He's a critic of Westminster's first past the post system, which has "led to a dominance by English MPs".
"For me Brexit totally tore apart any illusion that we were in a union of equals – Scotland and Northern Ireland forced out of Europe against their will," he said, arguing that such an outcome was "morally reprehensible".
The former soldier also rejects claims about the NHS being the "best in the world".
"My father has vascular dementia; my mother and sister died recently in 2017 and 2018; I've seen what the NHS can do first hand and all credit to the workers but it is not the best service in the world."
Mr Bradley describes the notion that the union provides what is best for its citizens as "utter delusion".
"As a democrat, as someone who cherishes my grandchildren and thinks about what my legacy for them is going to be – particularly given the socio-economic political basket case that I was born into – I want to make sure that they have the best opportunities in their lives.
"It would therefore be irresponsible of me not to consider other things beyond the status quo, and therefore, yes, I'm looking at Irish unity – and yes, I accept that at the minute there isn't the plan but there's nothing wrong with discussion."
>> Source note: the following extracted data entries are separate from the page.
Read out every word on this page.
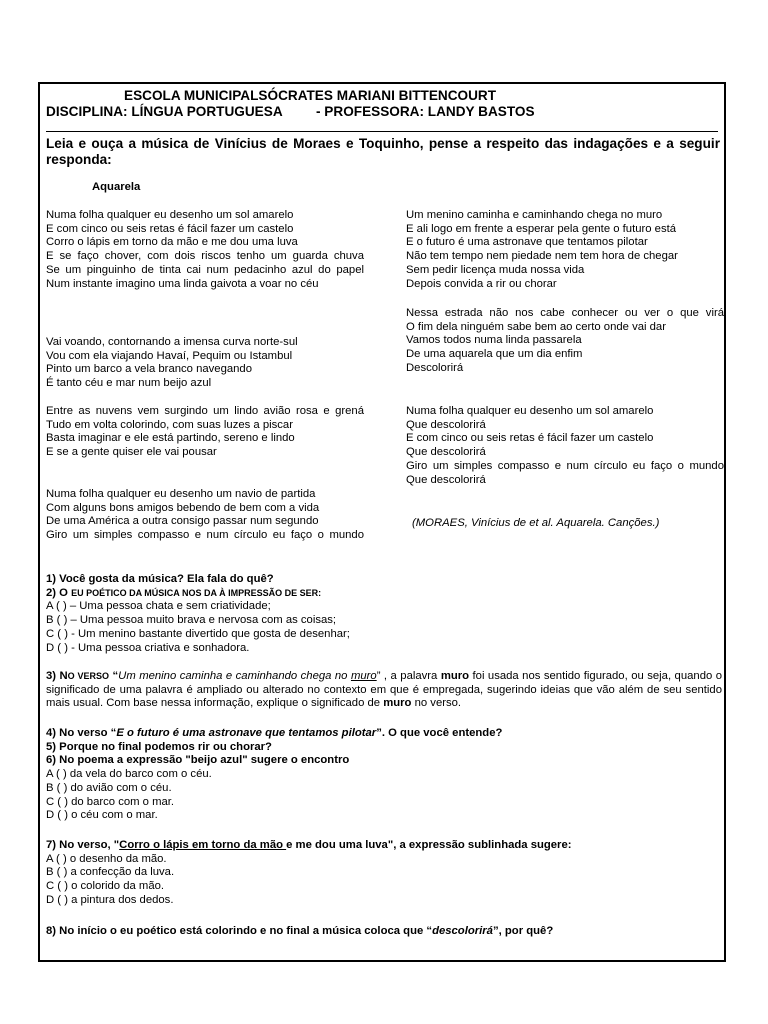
ESCOLA MUNICIPALSÓCRATES MARIANI BITTENCOURT
DISCIPLINA: LÍNGUA PORTUGUESA - PROFESSORA: LANDY BASTOS
Leia e ouça a música de Vinícius de Moraes e Toquinho, pense a respeito das indagações e a seguir responda:
Aquarela
Numa folha qualquer eu desenho um sol amarelo
E com cinco ou seis retas é fácil fazer um castelo
Corro o lápis em torno da mão e me dou uma luva
E se faço chover, com dois riscos tenho um guarda chuva
Se um pinguinho de tinta cai num pedacinho azul do papel
Num instante imagino uma linda gaivota a voar no céu
Vai voando, contornando a imensa curva norte-sul
Vou com ela viajando Havaí, Pequim ou Istambul
Pinto um barco a vela branco navegando
É tanto céu e mar num beijo azul
Entre as nuvens vem surgindo um lindo avião rosa e grená
Tudo em volta colorindo, com suas luzes a piscar
Basta imaginar e ele está partindo, sereno e lindo
E se a gente quiser ele vai pousar
Numa folha qualquer eu desenho um navio de partida
Com alguns bons amigos bebendo de bem com a vida
De uma América a outra consigo passar num segundo
Giro um simples compasso e num círculo eu faço o mundo
Um menino caminha e caminhando chega no muro
E ali logo em frente a esperar pela gente o futuro está
E o futuro é uma astronave que tentamos pilotar
Não tem tempo nem piedade nem tem hora de chegar
Sem pedir licença muda nossa vida
Depois convida a rir ou chorar
Nessa estrada não nos cabe conhecer ou ver o que virá
O fim dela ninguém sabe bem ao certo onde vai dar
Vamos todos numa linda passarela
De uma aquarela que um dia enfim
Descolorirá
Numa folha qualquer eu desenho um sol amarelo
Que descolorirá
E com cinco ou seis retas é fácil fazer um castelo
Que descolorirá
Giro um simples compasso e num círculo eu faço o mundo
Que descolorirá
(MORAES, Vinícius de et al. Aquarela. Canções.)
1) Você gosta da música? Ela fala do quê?
2) O EU POÉTICO DA MÚSICA NOS DA À IMPRESSÃO DE SER:
A ( ) – Uma pessoa chata e sem criatividade;
B ( ) – Uma pessoa muito brava e nervosa com as coisas;
C ( ) - Um menino bastante divertido que gosta de desenhar;
D ( ) - Uma pessoa criativa e sonhadora.
3) NO VERSO “Um menino caminha e caminhando chega no muro” , a palavra muro foi usada nos sentido figurado, ou seja, quando o significado de uma palavra é ampliado ou alterado no contexto em que é empregada, sugerindo ideias que vão além de seu sentido mais usual. Com base nessa informação, explique o significado de muro no verso.
4) No verso “E o futuro é uma astronave que tentamos pilotar”. O que você entende?
5) Porque no final podemos rir ou chorar?
6) No poema a expressão "beijo azul" sugere o encontro
A ( ) da vela do barco com o céu.
B ( ) do avião com o céu.
C ( ) do barco com o mar.
D ( ) o céu com o mar.
7) No verso, "Corro o lápis em torno da mão e me dou uma luva", a expressão sublinhada sugere:
A ( ) o desenho da mão.
B ( ) a confecção da luva.
C ( ) o colorido da mão.
D ( ) a pintura dos dedos.
8) No início o eu poético está colorindo e no final a música coloca que “descolorirá”, por quê?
And what about unionism's response to to the Ireland's Future project?
"I think political unionism is burying its head in the sand, and I think it's a consequence of the recent changes that have been ongoing in this place," he said.
"There's this realisation that they don't dominate the political landscape no more, that they are a minority and I think there's swathes of political unionism are having real trouble coming to terms with that – and it's evident and what's going on in our local politics at the moment."